Characteristics of Energy Evolution and Failure Mechanisms in Sandstone Subject to Triaxial Cyclic Loading and Unloading Conditions

• Published in: Applied sciences Vol. 14; no. 19; p. 8693
• Main Authors: Zhang, Jinrui, Luo, Yi, Gong, Hangli, Zhang, Xianqi, Zhao, Shankun
• Format: Journal Article
• Language: English
• Published: Basel MDPI AG 01.10.2024
• Subjects: Coal; cyclic loading and unloading; damage; Deformation; Energy dissipation; energy evolution; Experiments; triaxial tests; China
• ISSN: 2076-3417; 2076-3417
• DOI: 10.3390/app14198693

This study investigates the energy dynamics of sandstone subjected to failure in conditions typical of deep underground construction. Research was conducted using both standard triaxial compression and cyclic loading–unloading techniques at six distinct confining pressures, with the objective of elucidating the deformation and failure processes of rock materials. The tests demonstrated that, regardless of the stress path, sandstone primarily fails through shear under different confining pressures, which also reduces the formation of secondary cracks.
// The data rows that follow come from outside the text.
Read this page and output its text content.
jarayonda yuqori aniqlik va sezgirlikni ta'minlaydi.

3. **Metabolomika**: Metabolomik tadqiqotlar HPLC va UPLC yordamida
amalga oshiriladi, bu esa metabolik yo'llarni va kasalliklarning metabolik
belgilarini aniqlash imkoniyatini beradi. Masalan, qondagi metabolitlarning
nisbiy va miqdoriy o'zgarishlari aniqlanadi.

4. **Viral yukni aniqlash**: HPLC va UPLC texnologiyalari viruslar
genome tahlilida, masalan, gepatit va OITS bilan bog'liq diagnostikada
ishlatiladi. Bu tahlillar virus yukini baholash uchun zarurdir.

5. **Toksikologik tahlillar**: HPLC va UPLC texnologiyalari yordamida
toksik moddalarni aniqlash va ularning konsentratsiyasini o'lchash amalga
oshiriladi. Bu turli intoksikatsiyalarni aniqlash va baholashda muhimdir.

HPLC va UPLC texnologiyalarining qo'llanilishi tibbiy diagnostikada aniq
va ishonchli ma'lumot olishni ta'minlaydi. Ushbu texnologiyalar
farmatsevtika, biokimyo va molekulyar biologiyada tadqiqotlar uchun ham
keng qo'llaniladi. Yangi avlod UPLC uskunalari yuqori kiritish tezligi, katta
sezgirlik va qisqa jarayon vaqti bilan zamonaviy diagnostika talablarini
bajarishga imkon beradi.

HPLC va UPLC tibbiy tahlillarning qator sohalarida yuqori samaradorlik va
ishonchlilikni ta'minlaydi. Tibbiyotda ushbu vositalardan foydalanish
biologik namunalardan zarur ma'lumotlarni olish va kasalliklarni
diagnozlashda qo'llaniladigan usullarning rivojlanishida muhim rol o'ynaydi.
The energy transformation observed during cyclic loading and unloading processes exhibits a distinctive peak-like distribution, marked by an inflection point that indicates changes in energy distribution. In the initial stages of the loading cycle, the energy profile of the rock increases, characterized by a condition in which the energy stored elastically exceeds the energy dissipated. Nevertheless, subsequent to reaching peak stress, there is a rapid transmutation of elastic strain energy into other forms, culminating in a pronounced elevation in the ratio of dissipated energy, which ultimately achieves a state of equilibrium influenced by the confining pressures. The study introduces the energy consumption ratio (Ke) as a metric for assessing rock damage accumulation and stability, noting a critical pattern where Ke decreases and then spikes at the rock’s failure point, with K = 1 identified as the critical threshold for failure. This comprehensive analysis illuminates the intricate relationship between energy distribution patterns and the stability of rock structures, thereby enhancing our understanding of failure mechanisms from an energetic perspective.